O estudo da OCDE sobre esta temática [12], indica que a contratação de desempenho ocorre mais frequentemente nos modelos anglo-saxónicos de Administração, do que nos sistemas de matriz administrativista, nos quais, face à cultura enraizada de as disposições legais serem a base essencial da gestão, pode ser um caminho mais lento e com custos mais elevados.
Se os contratos de desempenho parecem ter um efeito positivo no desempenho da gestão, eficiência e qualidade dos serviços, como apontam algumas análises que começam a ser desenvolvidas [13], foram também já identificados alguns riscos.
Um deles resulta do facto de o quadro legal que regula a relação contratual entre os organismos públicos, não acompanhar, por regra, as prática instituídas. Outro dos problemas frequentemente identificados, é a limitada eficiência destes processos no controlo dos gastos, já que em paralelo com as poupanças que se obtêm verifica-se um acréscimo de custos. Este acréscimo decorre, quer das próprias tarefas associadas às negociações e ao acompanhamento constante, quer da necessidade de utilizar tecnologias de informação de uma forma mais intensiva, para possibilitar a informação necessária a esse acompanhamento. Aponta-se ainda, que ao ser dada em muitos casos prioridade ao estabelecimento de metas quantitativas, se obtêm baixos padrões de desempenho qualitativo.
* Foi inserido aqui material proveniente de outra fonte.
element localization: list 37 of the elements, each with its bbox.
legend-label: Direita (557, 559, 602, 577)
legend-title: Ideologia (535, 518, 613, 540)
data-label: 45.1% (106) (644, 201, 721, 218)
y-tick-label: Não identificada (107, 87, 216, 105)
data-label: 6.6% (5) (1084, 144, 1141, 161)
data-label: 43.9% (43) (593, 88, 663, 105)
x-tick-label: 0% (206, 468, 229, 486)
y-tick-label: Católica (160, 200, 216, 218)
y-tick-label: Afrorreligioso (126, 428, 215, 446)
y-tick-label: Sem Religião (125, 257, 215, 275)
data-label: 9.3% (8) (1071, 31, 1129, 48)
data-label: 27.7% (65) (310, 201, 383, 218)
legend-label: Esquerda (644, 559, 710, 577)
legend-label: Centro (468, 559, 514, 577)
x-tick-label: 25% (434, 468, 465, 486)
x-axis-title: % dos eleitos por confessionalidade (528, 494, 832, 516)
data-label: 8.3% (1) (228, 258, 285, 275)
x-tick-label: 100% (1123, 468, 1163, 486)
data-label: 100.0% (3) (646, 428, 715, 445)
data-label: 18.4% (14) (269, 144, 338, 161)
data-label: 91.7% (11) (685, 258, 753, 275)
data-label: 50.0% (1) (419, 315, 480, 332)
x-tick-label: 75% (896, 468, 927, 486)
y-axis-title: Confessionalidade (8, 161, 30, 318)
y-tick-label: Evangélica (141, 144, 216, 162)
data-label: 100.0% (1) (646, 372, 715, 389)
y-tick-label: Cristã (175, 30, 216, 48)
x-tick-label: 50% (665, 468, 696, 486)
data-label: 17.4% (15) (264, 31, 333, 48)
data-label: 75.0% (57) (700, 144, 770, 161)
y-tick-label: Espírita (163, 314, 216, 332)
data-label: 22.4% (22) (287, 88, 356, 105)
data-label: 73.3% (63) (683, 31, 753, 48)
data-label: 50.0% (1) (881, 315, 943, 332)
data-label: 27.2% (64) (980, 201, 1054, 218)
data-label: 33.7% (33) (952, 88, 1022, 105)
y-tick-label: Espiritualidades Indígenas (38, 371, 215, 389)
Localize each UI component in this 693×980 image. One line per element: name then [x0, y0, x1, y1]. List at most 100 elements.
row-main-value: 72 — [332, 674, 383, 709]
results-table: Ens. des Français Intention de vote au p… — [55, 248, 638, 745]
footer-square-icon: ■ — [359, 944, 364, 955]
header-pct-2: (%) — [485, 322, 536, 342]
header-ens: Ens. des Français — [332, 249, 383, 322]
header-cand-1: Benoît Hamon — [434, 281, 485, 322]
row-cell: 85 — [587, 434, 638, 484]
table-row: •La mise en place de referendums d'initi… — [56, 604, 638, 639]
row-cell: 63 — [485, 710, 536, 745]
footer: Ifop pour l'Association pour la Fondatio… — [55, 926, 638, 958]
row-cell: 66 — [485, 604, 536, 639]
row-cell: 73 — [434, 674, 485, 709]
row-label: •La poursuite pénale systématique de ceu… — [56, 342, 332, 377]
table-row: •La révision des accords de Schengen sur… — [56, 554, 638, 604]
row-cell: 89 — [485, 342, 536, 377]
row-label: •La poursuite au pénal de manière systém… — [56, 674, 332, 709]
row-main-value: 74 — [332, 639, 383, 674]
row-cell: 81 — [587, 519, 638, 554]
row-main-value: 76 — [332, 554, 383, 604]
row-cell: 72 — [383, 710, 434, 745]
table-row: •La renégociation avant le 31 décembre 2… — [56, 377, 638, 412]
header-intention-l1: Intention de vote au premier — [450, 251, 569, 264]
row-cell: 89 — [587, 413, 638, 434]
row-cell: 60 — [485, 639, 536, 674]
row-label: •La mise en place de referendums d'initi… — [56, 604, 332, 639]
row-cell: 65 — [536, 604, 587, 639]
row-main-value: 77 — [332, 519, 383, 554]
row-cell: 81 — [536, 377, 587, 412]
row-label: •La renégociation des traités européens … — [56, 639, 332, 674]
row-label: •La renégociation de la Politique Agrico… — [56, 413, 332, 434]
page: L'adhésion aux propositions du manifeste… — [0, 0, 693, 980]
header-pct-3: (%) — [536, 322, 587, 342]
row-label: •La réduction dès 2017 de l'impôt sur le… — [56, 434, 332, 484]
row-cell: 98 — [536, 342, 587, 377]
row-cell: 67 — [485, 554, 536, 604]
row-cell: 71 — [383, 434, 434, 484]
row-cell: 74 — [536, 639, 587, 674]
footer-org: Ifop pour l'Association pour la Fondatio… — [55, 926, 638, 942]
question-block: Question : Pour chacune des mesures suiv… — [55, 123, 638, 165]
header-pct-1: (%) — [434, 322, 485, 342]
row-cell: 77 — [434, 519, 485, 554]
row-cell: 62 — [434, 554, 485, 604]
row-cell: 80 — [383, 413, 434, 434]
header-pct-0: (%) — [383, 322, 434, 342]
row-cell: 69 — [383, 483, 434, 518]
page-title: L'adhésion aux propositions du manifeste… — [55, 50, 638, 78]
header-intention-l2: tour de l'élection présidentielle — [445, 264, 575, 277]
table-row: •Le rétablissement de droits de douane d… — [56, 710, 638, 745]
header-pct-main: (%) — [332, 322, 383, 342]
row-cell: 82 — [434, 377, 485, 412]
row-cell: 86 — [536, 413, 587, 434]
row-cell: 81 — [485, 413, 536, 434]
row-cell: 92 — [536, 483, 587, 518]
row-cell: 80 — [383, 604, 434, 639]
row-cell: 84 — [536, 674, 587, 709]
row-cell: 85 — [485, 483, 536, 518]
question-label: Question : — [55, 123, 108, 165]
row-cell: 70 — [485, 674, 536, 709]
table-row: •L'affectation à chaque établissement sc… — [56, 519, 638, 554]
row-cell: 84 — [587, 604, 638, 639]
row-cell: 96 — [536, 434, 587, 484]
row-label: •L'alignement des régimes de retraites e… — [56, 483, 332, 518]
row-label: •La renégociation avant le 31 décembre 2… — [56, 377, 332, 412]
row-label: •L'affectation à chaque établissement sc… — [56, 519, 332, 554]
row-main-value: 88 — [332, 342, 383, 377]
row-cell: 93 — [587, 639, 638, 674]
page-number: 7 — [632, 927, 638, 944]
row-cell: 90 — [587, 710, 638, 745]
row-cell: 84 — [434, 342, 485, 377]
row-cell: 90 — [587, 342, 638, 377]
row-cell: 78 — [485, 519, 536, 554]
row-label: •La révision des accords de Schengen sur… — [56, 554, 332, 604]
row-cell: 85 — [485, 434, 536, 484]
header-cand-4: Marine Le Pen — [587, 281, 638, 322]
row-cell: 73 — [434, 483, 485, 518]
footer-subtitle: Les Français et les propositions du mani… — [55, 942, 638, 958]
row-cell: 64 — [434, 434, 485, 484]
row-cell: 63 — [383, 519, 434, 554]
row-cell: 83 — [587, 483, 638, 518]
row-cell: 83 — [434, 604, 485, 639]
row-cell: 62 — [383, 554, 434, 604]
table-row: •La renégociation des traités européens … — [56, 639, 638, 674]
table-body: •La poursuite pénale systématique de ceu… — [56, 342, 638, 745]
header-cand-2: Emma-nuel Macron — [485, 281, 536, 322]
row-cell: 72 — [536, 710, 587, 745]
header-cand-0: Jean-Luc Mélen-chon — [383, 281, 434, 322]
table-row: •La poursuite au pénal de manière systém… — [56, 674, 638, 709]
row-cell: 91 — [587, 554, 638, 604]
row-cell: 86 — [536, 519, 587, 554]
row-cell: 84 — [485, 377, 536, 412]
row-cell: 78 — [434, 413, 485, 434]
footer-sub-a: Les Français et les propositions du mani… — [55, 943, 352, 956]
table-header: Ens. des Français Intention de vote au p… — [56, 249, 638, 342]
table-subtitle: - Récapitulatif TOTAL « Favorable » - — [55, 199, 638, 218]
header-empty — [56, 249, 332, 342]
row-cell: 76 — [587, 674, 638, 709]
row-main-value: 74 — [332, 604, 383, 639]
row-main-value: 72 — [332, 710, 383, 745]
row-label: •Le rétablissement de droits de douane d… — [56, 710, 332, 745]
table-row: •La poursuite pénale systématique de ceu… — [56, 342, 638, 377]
Parece assim, que as iniciativas contratuais devem ser inseridas como um dos instrumentos num contexto mais amplo da reforma institucional. É preciso evitar que pela atracção que exerce a sua designação ou por serem consideradas solução para todos os casos, sejam utilizadas sem considerar a necessidade de existirem previamente, ou de serem criadas, as condições que se reconhecem necessárias para o seu sucesso. Em situações em que os custos do processo forem demasiado elevados, manter a actividade tradicional pode continuar a ser a forma mais eficaz de organização.
No entanto, não se pode também ignorar que os instrumentos contratuais são uma via que promove a plena mobilização dos recursos das organizações, na prossecução das políticas e dos fins públicos.